TNI-Polri Latihan Bersama Penanggulangan Teroris

Red: Taufik Rachman
Pandega/Republika
Pelatihan penanggulangan terorisme
Pelatihan penanggulangan terorisme

REPUBLIKA.CO.ID,BARELANG--Sejumlah satuan TNI bersama jajaran Brimob Polda Kepulauan Riau berencana melaksanakan simulasi latihan gabungan penanggulangan teroris di Jembatan Satu Barelang pada 5 dan 9 Mei 2013.

"Latihan gabungan penanggulangan teroris itu juga ditujukan untuk menunjukkan kepada masyarakat bahwa antara TNI dengan Polri tetap kompak," kata Komandan Pleton Kompi Markas 134/Tuah Sakti, Letnan Dua Hendri Mulyadi di Batam, Sabtu.

Ia mengatakan, latihan akan melibatkan Batalion Infanteri 134 Tuah Sakti, Marinir TNI AL, Satuan Brimob Polda Kepri, melibatkan petugas Bea dan Cukai Batam serta jajaran Pemerintah Kota.

Latihan gabungan tersebut, kata dia, akan dipusatkan di sekitar Jembatan I Barelang dan perairan sekitar jembatan yang menjadi ikon wisata Kota Batam itu. "Semua satuan akan menggunakan peralatan yang dimiliki.
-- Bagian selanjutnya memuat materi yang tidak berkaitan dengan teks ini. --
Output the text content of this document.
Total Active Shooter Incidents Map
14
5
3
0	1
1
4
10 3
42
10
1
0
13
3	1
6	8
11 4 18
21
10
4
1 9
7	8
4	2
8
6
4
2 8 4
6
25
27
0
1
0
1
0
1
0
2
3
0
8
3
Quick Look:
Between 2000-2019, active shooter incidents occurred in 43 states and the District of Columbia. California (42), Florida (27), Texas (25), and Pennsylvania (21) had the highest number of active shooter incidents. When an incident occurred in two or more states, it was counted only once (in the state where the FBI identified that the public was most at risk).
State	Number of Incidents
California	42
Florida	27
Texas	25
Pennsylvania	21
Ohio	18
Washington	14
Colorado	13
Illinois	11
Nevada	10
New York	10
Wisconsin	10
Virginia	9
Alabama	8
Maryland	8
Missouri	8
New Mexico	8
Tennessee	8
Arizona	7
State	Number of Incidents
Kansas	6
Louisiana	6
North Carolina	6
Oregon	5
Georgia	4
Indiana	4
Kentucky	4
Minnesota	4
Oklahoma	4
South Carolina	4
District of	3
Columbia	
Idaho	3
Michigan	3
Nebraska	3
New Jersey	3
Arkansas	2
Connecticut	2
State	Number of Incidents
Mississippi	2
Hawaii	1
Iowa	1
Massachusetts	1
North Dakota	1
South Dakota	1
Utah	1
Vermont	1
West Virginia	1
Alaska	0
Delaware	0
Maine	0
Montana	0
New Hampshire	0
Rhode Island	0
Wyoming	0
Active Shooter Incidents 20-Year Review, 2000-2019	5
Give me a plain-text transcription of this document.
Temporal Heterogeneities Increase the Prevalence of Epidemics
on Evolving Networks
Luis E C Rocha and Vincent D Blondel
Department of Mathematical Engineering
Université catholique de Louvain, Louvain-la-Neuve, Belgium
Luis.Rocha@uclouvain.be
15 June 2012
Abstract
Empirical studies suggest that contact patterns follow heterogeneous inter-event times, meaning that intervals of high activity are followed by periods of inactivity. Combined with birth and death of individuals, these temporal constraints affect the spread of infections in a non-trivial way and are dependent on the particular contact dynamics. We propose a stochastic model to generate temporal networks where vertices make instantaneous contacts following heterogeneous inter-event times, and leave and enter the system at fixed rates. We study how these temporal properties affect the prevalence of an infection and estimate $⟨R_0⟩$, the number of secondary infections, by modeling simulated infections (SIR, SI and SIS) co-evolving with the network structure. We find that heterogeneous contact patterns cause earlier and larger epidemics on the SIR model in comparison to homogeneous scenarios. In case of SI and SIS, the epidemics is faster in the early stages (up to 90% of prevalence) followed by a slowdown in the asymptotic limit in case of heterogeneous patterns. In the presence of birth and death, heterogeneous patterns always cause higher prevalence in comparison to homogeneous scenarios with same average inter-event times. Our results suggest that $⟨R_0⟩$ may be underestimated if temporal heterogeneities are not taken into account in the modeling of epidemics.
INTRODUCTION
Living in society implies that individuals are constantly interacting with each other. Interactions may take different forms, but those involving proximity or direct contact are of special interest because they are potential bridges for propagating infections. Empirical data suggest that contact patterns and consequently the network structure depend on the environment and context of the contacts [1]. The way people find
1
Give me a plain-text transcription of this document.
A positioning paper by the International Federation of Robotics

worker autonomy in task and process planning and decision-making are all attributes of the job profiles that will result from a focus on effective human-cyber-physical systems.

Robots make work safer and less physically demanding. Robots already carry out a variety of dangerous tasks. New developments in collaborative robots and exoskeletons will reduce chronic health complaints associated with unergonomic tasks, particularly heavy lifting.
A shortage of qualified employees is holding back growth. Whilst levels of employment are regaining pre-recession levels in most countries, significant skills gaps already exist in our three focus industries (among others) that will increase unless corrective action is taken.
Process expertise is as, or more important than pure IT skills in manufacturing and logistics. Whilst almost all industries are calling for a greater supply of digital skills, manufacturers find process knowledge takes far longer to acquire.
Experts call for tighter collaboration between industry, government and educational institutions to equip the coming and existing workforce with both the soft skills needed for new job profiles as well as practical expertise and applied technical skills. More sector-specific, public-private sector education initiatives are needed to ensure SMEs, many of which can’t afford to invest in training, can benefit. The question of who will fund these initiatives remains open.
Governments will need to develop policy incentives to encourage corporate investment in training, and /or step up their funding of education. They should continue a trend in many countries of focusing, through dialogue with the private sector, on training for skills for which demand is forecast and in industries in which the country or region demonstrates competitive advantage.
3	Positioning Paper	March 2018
Akan ada sejumlah kapal milik TNI AL yang juga digunakan dalam latihan tersebut," ujarnya.

Selain untuk menunjukkan kekompakan antarinstansi, kata dia, simulasi operasi gabungan tersebut juga untuk melatih ketangkasan para prajurit dalam menjaga kedaulatan negara kesatuan Republik Indonesia (NKRI) dari segala ancaman, baik dalam maupun luar negeri.

"Bagi kami yang bertugas di perbatasan, kekompakan antarinstransi penegak hukum sangat diperlukan agar NKRI tetap terjaga," kata Mulyadi.

Meski Batam bukan daerah konflik, kata dia, namun seluruh kesatuan keamanan harus selalu waspada terhadap ancaman dari luar dan terorisme.

"Segala kemungkinan bisa terjadi dimananpun di Indonesia, jadi sebagai pasukan kami harus selalu siap mempertahankan negara," kata dia.

Pada Sabtu, sejumlah anggota TNI 134/Tuah Sakti juga melakukan latihan repliing (terjun dengan tali) dari Jembatan I Barelang sebagai persiapan sebelum simulasi gabungan penanggulanggan teroris tersebut.